My rating: 4 of 5 stars
I love this. It’s a board book which introduces some of the key words in and around the story of Don Quixote, in both English and Spanish. Each spread deals with one particular moment ‘castle / el castillo’ and delivers a vibrant, chunky drawing underneath it which ties back into the word. The noises are translated as well: ‘baaa’ / ‘beh beh’ for the goat, and ‘zzz’ / ‘sss’ for the snoring in the ‘bed/la cama’ spread. On the back page of the book is a phonetic translation of the words in two columns: one for English speakers and another for Spanish. It’s such a lovely glorious book with images that are chunky and thickly coloured and intensely evocative in their precise, clean nature.

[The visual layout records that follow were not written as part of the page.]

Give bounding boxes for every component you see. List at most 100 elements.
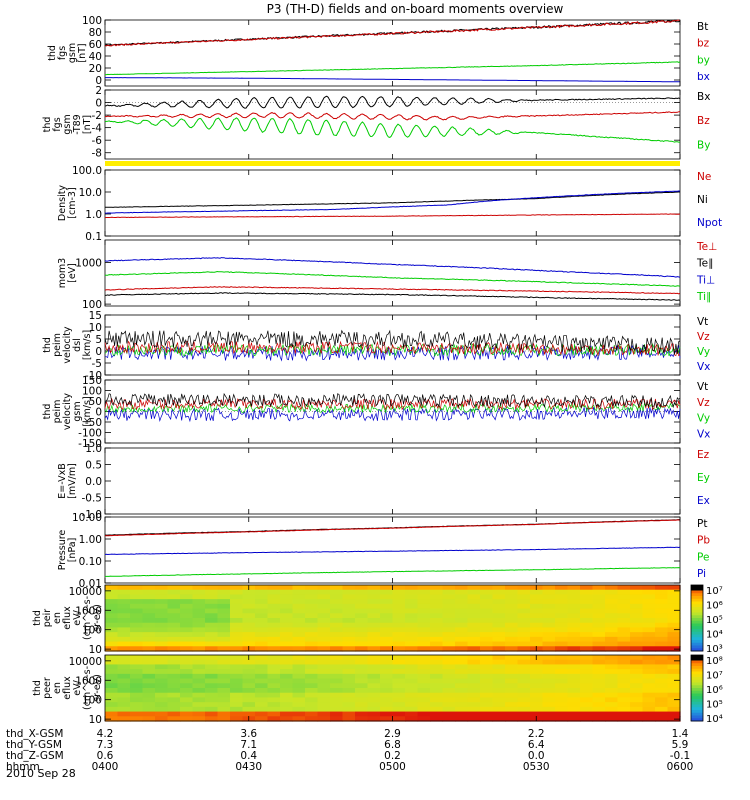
heatmap-cell (142, 711, 156, 717)
heatmap-cell (580, 702, 594, 708)
heatmap-cell (580, 673, 594, 680)
heatmap-cell (667, 702, 681, 708)
heatmap-cell (655, 678, 669, 684)
heatmap-cell (442, 599, 456, 605)
colorbar-cell (691, 590, 703, 594)
colorbar-cell (691, 585, 703, 589)
legend-entry: Te⊥ (696, 241, 717, 253)
heatmap-cell (280, 646, 294, 652)
y-tick-label: 0.1 (85, 231, 102, 243)
heatmap-cell (667, 683, 681, 689)
heatmap-cell (267, 594, 281, 600)
heatmap-cell (455, 636, 469, 643)
heatmap-cell (542, 688, 556, 694)
heatmap-cell (280, 664, 294, 670)
heatmap-cell (217, 603, 231, 610)
heatmap-cell (367, 627, 381, 633)
heatmap-cell (655, 659, 669, 666)
heatmap-cell (342, 627, 356, 633)
heatmap-cell (192, 603, 206, 610)
heatmap-cell (517, 608, 531, 614)
heatmap-cell (542, 627, 556, 633)
heatmap-cell (467, 594, 481, 600)
heatmap-cell (642, 673, 656, 680)
heatmap-cell (542, 641, 556, 647)
heatmap-cell (392, 613, 406, 619)
heatmap-cell (405, 622, 419, 629)
heatmap-cell (280, 603, 294, 610)
heatmap-cell (105, 692, 119, 699)
colorbar-cell (691, 677, 703, 681)
heatmap-cell (205, 702, 219, 708)
heatmap-cell (505, 673, 519, 680)
heatmap-cell (117, 716, 131, 722)
heatmap-cell (317, 641, 331, 647)
heatmap-cell (630, 613, 644, 619)
heatmap-cell (280, 618, 294, 624)
heatmap-cell (255, 618, 269, 624)
heatmap-cell (155, 664, 169, 670)
y-tick-label: 50 (89, 396, 102, 408)
series-line-vt (104, 392, 681, 409)
heatmap-cell (342, 688, 356, 694)
heatmap-cell (442, 664, 456, 670)
heatmap-cell (242, 641, 256, 647)
x-row-value: 7.3 (97, 739, 114, 751)
legend-entry: Pb (697, 535, 710, 547)
heatmap-cell (642, 669, 656, 675)
heatmap-cell (317, 636, 331, 643)
heatmap-cell (217, 622, 231, 629)
heatmap-cell (592, 706, 606, 713)
heatmap-cell (167, 589, 181, 596)
heatmap-cell (217, 641, 231, 647)
heatmap-cell (217, 585, 231, 591)
colorbar-cell (691, 640, 703, 644)
heatmap-cell (217, 655, 231, 661)
heatmap-cell (505, 664, 519, 670)
heatmap-cell (542, 659, 556, 666)
heatmap-cell (567, 622, 581, 629)
heatmap-cell (617, 711, 631, 717)
heatmap-cell (367, 632, 381, 638)
heatmap-cell (630, 706, 644, 713)
heatmap-cell (555, 697, 569, 703)
heatmap-cell (555, 678, 569, 684)
heatmap-cell (217, 594, 231, 600)
heatmap-cell (655, 641, 669, 647)
heatmap-cell (392, 618, 406, 624)
heatmap-cell (330, 622, 344, 629)
heatmap-cell (517, 655, 531, 661)
heatmap-cell (130, 594, 144, 600)
heatmap-cell (405, 716, 419, 722)
heatmap-cell (492, 627, 506, 633)
heatmap-cell (292, 641, 306, 647)
heatmap-cell (192, 673, 206, 680)
heatmap-cell (417, 697, 431, 703)
heatmap-cell (405, 632, 419, 638)
heatmap-cell (367, 711, 381, 717)
heatmap-cell (330, 683, 344, 689)
heatmap-cell (380, 664, 394, 670)
heatmap-cell (192, 622, 206, 629)
heatmap-cell (492, 683, 506, 689)
heatmap-cell (142, 688, 156, 694)
heatmap-cell (230, 622, 244, 629)
heatmap-cell (505, 641, 519, 647)
heatmap-cell (305, 608, 319, 614)
heatmap-cell (367, 603, 381, 610)
heatmap-cell (630, 711, 644, 717)
heatmap-cell (355, 697, 369, 703)
heatmap-cell (642, 613, 656, 619)
heatmap-cell (517, 678, 531, 684)
heatmap-cell (392, 585, 406, 591)
heatmap-cell (455, 603, 469, 610)
heatmap-cell (667, 706, 681, 713)
heatmap-cell (605, 716, 619, 722)
heatmap-cell (455, 622, 469, 629)
heatmap-cell (180, 655, 194, 661)
heatmap-cell (267, 711, 281, 717)
heatmap-cell (617, 688, 631, 694)
heatmap-cell (317, 678, 331, 684)
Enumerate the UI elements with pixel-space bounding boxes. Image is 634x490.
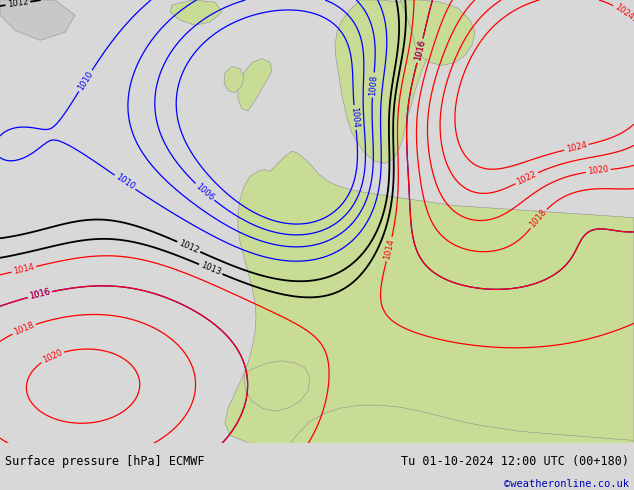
Text: 1024: 1024 — [565, 141, 588, 154]
Polygon shape — [170, 0, 222, 25]
Text: 1020: 1020 — [587, 165, 609, 176]
Text: 1014: 1014 — [13, 263, 35, 276]
Text: 1010: 1010 — [76, 70, 95, 92]
Text: 1016: 1016 — [29, 288, 51, 301]
Text: 1016: 1016 — [413, 39, 427, 62]
Text: 1022: 1022 — [515, 170, 538, 187]
Polygon shape — [225, 151, 634, 443]
Text: 1004: 1004 — [349, 107, 360, 128]
Polygon shape — [244, 361, 310, 411]
Text: 1012: 1012 — [178, 239, 200, 255]
Text: 1020: 1020 — [41, 348, 64, 365]
Polygon shape — [224, 67, 244, 93]
Polygon shape — [238, 58, 272, 111]
Text: 1016: 1016 — [413, 39, 427, 62]
Polygon shape — [400, 0, 475, 66]
Text: 1018: 1018 — [13, 320, 36, 337]
Text: 1010: 1010 — [113, 172, 136, 192]
Text: Tu 01-10-2024 12:00 UTC (00+180): Tu 01-10-2024 12:00 UTC (00+180) — [401, 455, 629, 467]
Text: 1014: 1014 — [382, 238, 396, 260]
Text: 1012: 1012 — [7, 0, 29, 9]
Text: ©weatheronline.co.uk: ©weatheronline.co.uk — [504, 479, 629, 490]
Text: 1016: 1016 — [29, 288, 51, 301]
Text: 1008: 1008 — [368, 74, 378, 96]
Text: 1013: 1013 — [199, 261, 222, 277]
Text: 1024: 1024 — [612, 2, 634, 22]
Polygon shape — [0, 0, 75, 40]
Text: Surface pressure [hPa] ECMWF: Surface pressure [hPa] ECMWF — [5, 455, 205, 467]
Polygon shape — [335, 0, 435, 163]
Polygon shape — [290, 405, 634, 443]
Text: 1018: 1018 — [528, 208, 549, 230]
Text: 1006: 1006 — [194, 182, 216, 202]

One key thing to mention – and I grant that this is such a finicky note on a very good book, but it’s something that is worth mentioning. I’d have welcomed a little more consciousness of the role of the gutter within the book. Some of the double page spreads are beautifully aware of their construction; the ‘armor / la armardura’ one for example sees both figures facing into the middle of the book, mirror images of one and another and thus they tie the language down very specifically to both images. Sometimes the colour notes on each one vary, yellow flowers instead of pink, a brown goat instead of a white one, but the construction of these images do not change. There is an inclusion about these spreads. You know that the ‘goat’ on one page is ‘la cabra’ on the other.
Other spreads such as the ‘windmills / los molinos de viento’ see two separate images without this mirror construction; ‘windmills’ has a bigger windmill to the left of it and then one smaller to the right, whilst ‘los molinos de viento’ has a smaller windmill to the left and a bigger one to the right, thereby matching the stylistics of the previous page, but not the mirror images of the other spreads.
It’s a very finicky note in a rather lovely book but things like this matter within a language primer, particularly for this age. Are you telling the children that windmills are image a) or image b) ? (And particularly, with something potentially quite removed from a child’s experience, are you asking them to link the word with the windmill or that windmill, the little one or the big one? And how are you asking them to engage with this page – where do you want your reader to be, even at this age, at this point in the text? How do you want them travelling over the page? Do you want them to start with one method and then shift to another or not? All questions that, I’m sure, are addressed as part of this lovely series, but they’re all questions that strike me as being centred around issues of construction and concern for readership.
I mention all of this because this is a book very much on its way to being perfect. I love things like this that deconstruct classics and reconstruct them in accessible, fun and contemporary ways. I have never read Don Quixote. I’ve never had the inclination. But right now, I sort of do, and I think that’s one of the massive powers of a book like this. It opens (and re-opens) doors into texts.